I have real world problems I'm trying to programmatically solve in the form of
$$Z = c_1 x_1 + c_2 x_2 + \cdots + c_n x_n$$
Subject to
\begin{align}
& a_{11} x_1 + a_{21} x_2 + \cdots + a_{n1} = b_1 \\[6pt]
& 0 \le a_{12} x_1 \le b_2 \\[6pt]
& 0 \le a_{23} x_2 \le b_3 \\
& {}\qquad\vdots \\
& 0 \le a_{nm} x_n \le b_m
\end{align}
Right now I'm using the simplex method. Because of the first constraint there are many solutions and I don't really care to min/max to any particular coefficients. What I really care about is to have as few non-zero variables in the objective function as possible.
A good way to look at it is, I have packages to deliver and $x$s are trucks. I don't care how long they take, I just want to use as few trucks as possible.
One strategy I came up with was to minimize $Z$ and set the objective coefficients to something like:
$$c_n = 10n$$
so that:
$$Z = 10 x_1 + 20 x_2 + \cdots + 10 n x_n$$
This mostly works but is a little hacky and, depending on what $a_{nm}$ is, at times inconsistent.
I'm not married to the simplex method, but it's fast and gives me a solution so I'm using it.
Best Answer
You want to find a solution $x$ in your linear system (set of equality and inequality constraints) that has the smallest number of nonzero entries. That would correspond to minimizing the $l_{0}$ norm $\|x\|_{0}$ which is exactly the number of nonzero entries in $x$. Unfortunately, this is not a linear program anymore. In fact it is a very hard problem to solve.
Instead you can "relax" the problem a little bit and solve the following problem \begin{align} \min \quad & \|x\|_{1}\\ \text{subject to:} \quad& \text{your linear constraints} \end{align} Note that $$ \|x\|_{1} = \sum_{i=1}^{n} |x_{i}| $$ and as you can see it intuitively promotes sparsity because every nonzero entry adds to the penalty.
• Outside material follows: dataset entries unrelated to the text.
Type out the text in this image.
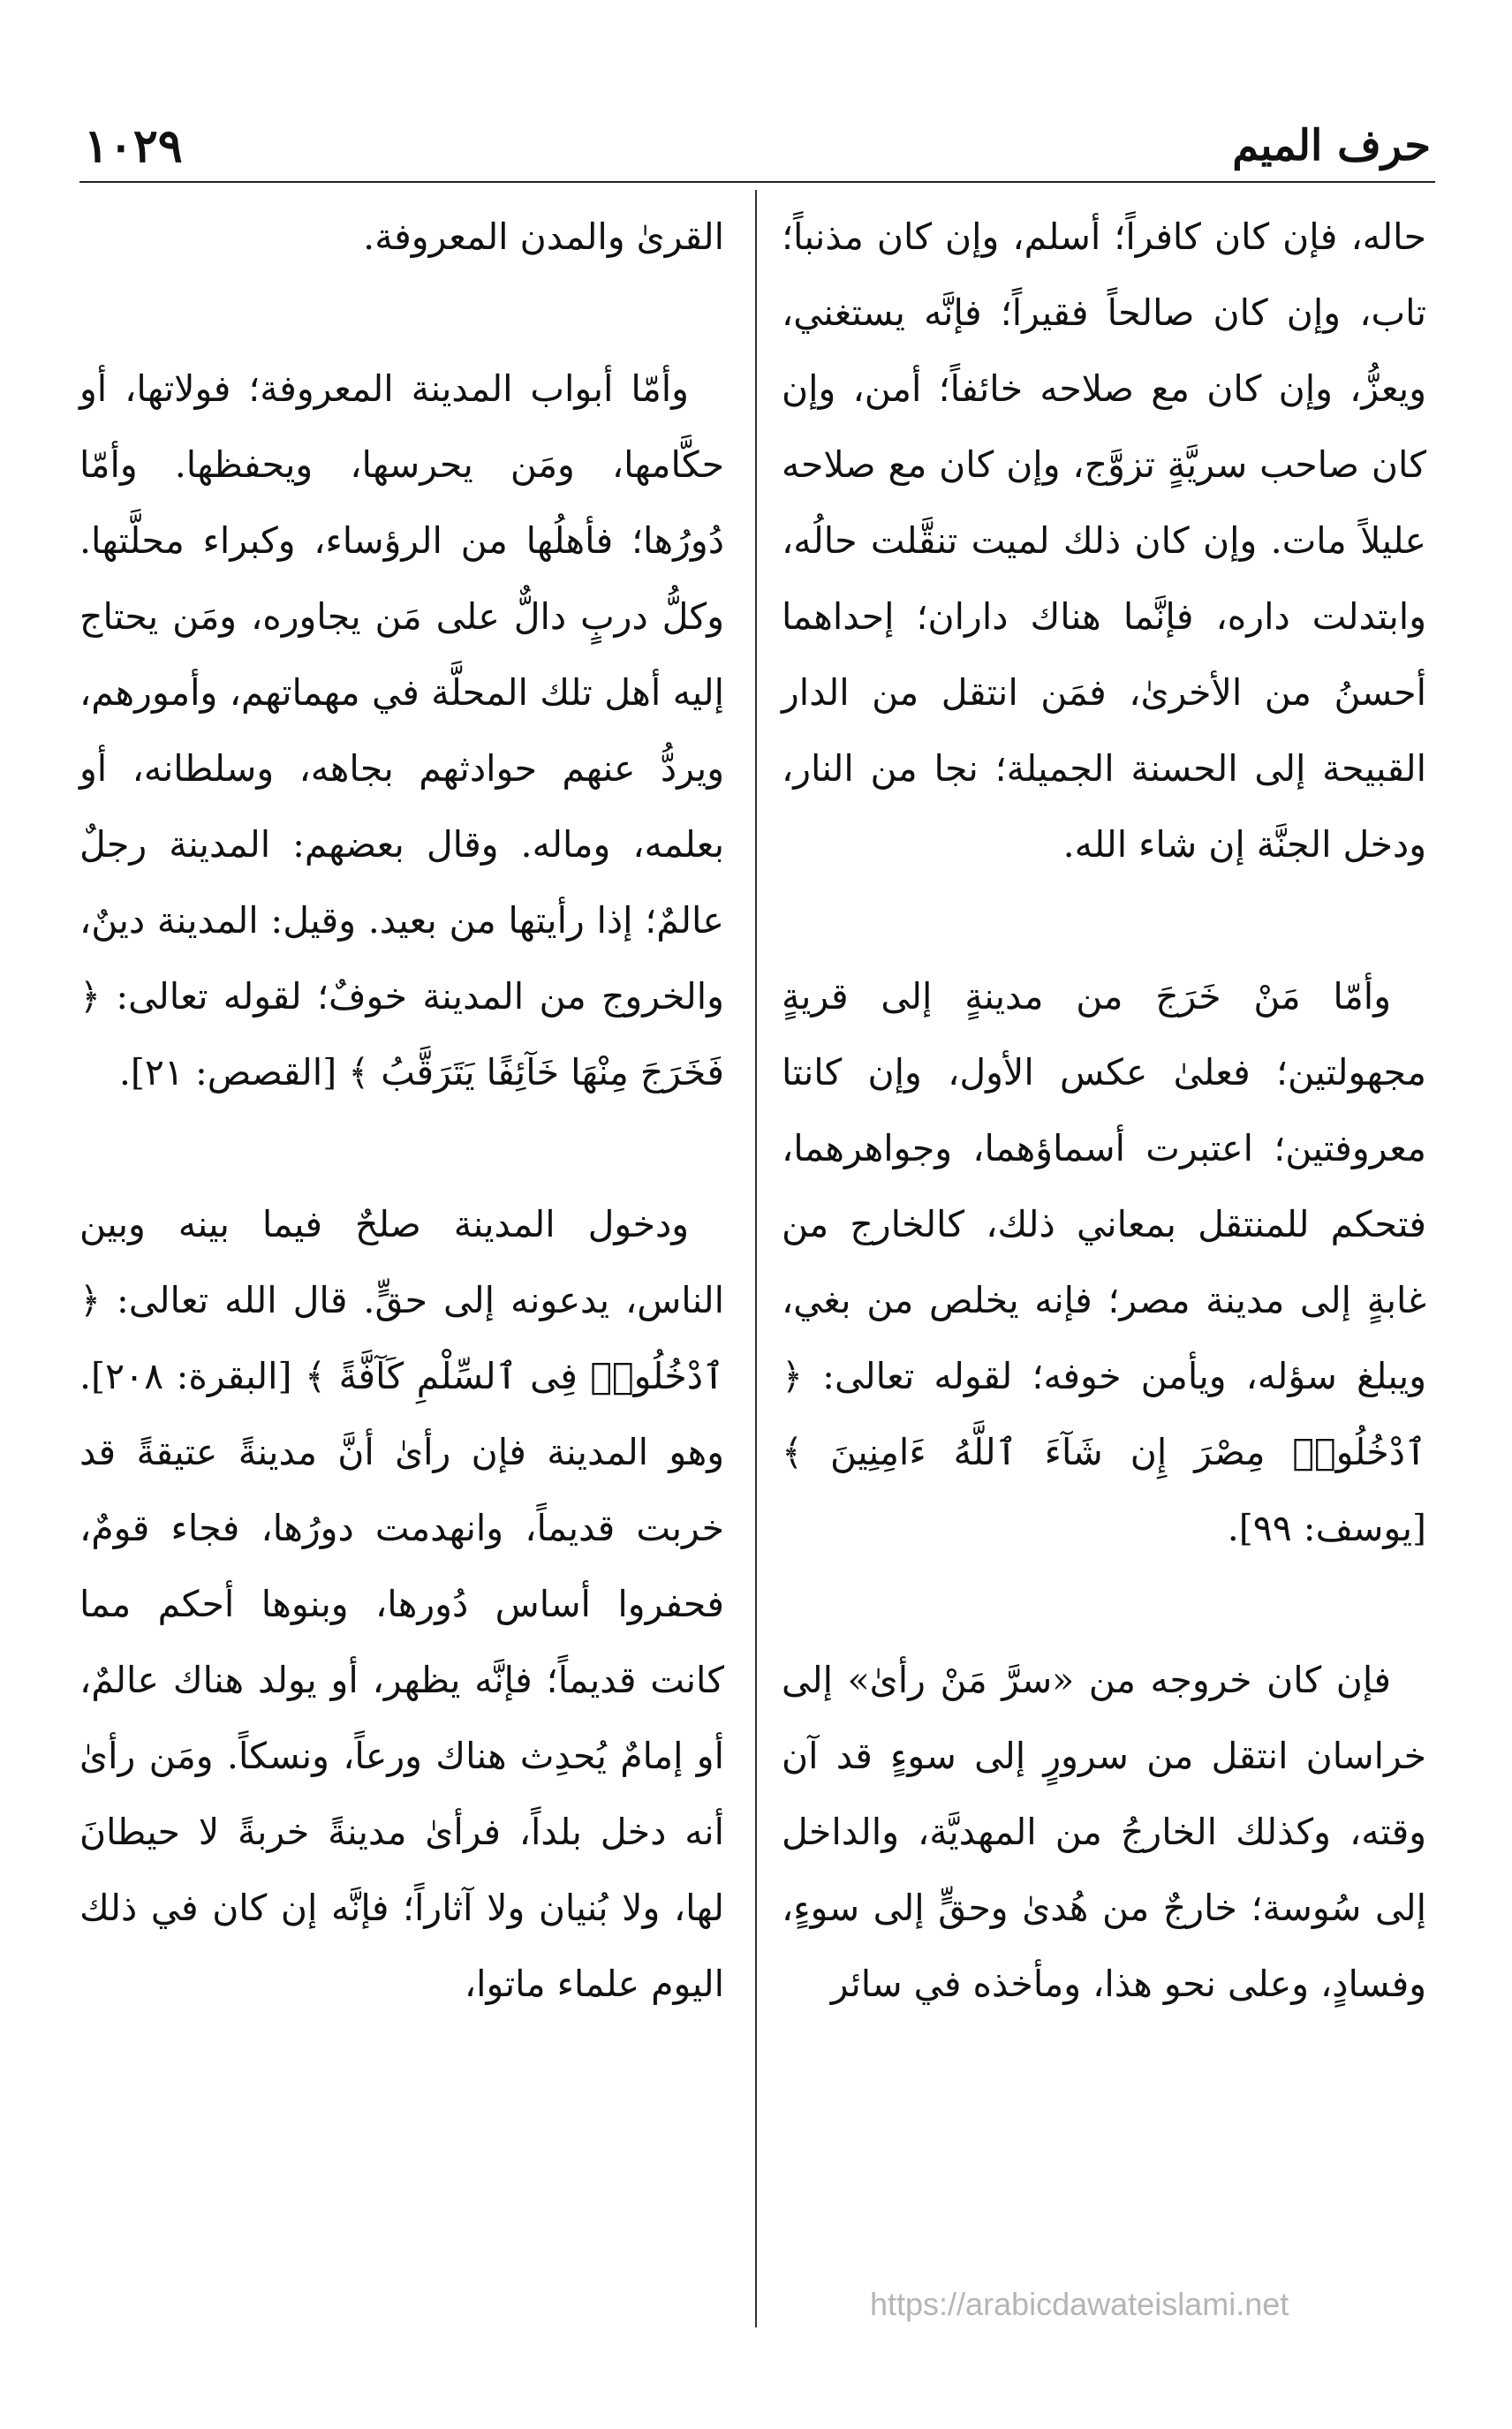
حرف الميم
١٠٢٩

حاله، فإن كان كافراً؛ أسلم، وإن كان مذنباً؛ تاب، وإن كان صالحاً فقيراً؛ فإنَّه يستغني، ويعزُّ، وإن كان مع صلاحه خائفاً؛ أمن، وإن كان صاحب سريَّةٍ تزوَّج، وإن كان مع صلاحه عليلاً مات. وإن كان ذلك لميت تنقَّلت حالُه، وابتدلت داره، فإنَّما هناك داران؛ إحداهما أحسنُ من الأخرىٰ، فمَن انتقل من الدار القبيحة إلى الحسنة الجميلة؛ نجا من النار، ودخل الجنَّة إن شاء الله.

وأمّا مَنْ خَرَجَ من مدينةٍ إلى قريةٍ مجهولتين؛ فعلىٰ عكس الأول، وإن كانتا معروفتين؛ اعتبرت أسماؤهما، وجواهرهما، فتحكم للمنتقل بمعاني ذلك، كالخارج من غابةٍ إلى مدينة مصر؛ فإنه يخلص من بغي، ويبلغ سؤله، ويأمن خوفه؛ لقوله تعالى: ﴿ ٱدْخُلُوا۟ مِصْرَ إِن شَآءَ ٱللَّهُ ءَامِنِينَ ﴾ [يوسف: ٩٩].

فإن كان خروجه من «سرَّ مَنْ رأىٰ» إلى خراسان انتقل من سرورٍ إلى سوءٍ قد آن وقته، وكذلك الخارجُ من المهديَّة، والداخل إلى سُوسة؛ خارجٌ من هُدىٰ وحقٍّ إلى سوءٍ، وفسادٍ، وعلى نحو هذا، ومأخذه في سائر

القرىٰ والمدن المعروفة.

وأمّا أبواب المدينة المعروفة؛ فولاتها، أو حكَّامها، ومَن يحرسها، ويحفظها. وأمّا دُورُها؛ فأهلُها من الرؤساء، وكبراء محلَّتها. وكلُّ دربٍ دالٌّ على مَن يجاوره، ومَن يحتاج إليه أهل تلك المحلَّة في مهماتهم، وأمورهم، ويردُّ عنهم حوادثهم بجاهه، وسلطانه، أو بعلمه، وماله. وقال بعضهم: المدينة رجلٌ عالمٌ؛ إذا رأيتها من بعيد. وقيل: المدينة دينٌ، والخروج من المدينة خوفٌ؛ لقوله تعالى: ﴿ فَخَرَجَ مِنْهَا خَآئِفًا يَتَرَقَّبُ ﴾ [القصص: ٢١].

ودخول المدينة صلحٌ فيما بينه وبين الناس، يدعونه إلى حقٍّ. قال الله تعالى: ﴿ ٱدْخُلُوا۟ فِى ٱلسِّلْمِ كَآفَّةً ﴾ [البقرة: ٢٠٨]. وهو المدينة فإن رأىٰ أنَّ مدينةً عتيقةً قد خربت قديماً، وانهدمت دورُها، فجاء قومٌ، فحفروا أساس دُورها، وبنوها أحكم مما كانت قديماً؛ فإنَّه يظهر، أو يولد هناك عالمٌ، أو إمامٌ يُحدِث هناك ورعاً، ونسكاً. ومَن رأىٰ أنه دخل بلداً، فرأىٰ مدينةً خربةً لا حيطانَ لها، ولا بُنيان ولا آثاراً؛ فإنَّه إن كان في ذلك اليوم علماء ماتوا،

https://arabicdawateislami.net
More formally, we say that $\|x\|_{1}$ is the convex hull of $\|x\|_{0}$, but don't worry about it now. The bottomline is that you can solve the above problem and hope that you will get a sparse solution.
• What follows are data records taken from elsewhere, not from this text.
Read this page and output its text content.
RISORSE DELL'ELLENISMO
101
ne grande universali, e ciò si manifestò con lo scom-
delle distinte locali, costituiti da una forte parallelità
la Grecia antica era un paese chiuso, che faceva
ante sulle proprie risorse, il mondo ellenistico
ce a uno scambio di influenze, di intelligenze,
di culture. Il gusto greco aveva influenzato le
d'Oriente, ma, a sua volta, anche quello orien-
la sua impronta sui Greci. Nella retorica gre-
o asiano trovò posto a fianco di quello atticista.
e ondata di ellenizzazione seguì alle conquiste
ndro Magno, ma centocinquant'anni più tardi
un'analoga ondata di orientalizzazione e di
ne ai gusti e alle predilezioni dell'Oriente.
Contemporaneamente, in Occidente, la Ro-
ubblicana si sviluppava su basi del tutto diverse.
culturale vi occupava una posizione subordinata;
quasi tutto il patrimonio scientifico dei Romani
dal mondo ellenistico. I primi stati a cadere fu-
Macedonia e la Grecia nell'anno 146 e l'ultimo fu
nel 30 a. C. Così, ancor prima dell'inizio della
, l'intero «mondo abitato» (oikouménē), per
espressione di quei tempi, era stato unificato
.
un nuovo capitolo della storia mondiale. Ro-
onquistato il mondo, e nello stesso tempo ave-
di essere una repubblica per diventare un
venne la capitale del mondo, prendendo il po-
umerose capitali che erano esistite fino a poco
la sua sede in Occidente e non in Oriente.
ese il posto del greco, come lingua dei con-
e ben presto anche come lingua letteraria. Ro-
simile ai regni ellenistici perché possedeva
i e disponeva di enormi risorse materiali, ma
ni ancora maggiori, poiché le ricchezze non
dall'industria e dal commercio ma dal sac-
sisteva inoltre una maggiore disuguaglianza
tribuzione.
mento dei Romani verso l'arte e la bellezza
Note that the above minimization problem is actually a linear program (although you might not be able to say because of the absolute value operation in the $\|x\|_{1}$. If you are using some generic solver like CVX then you can describe directly the objective as minimization of $\|x\|_{1}$ (something like $\text{norm}(x, 1)$). If not, then you can lookup online how the minimization of $l_{1}$ norm corresponds to a linear program.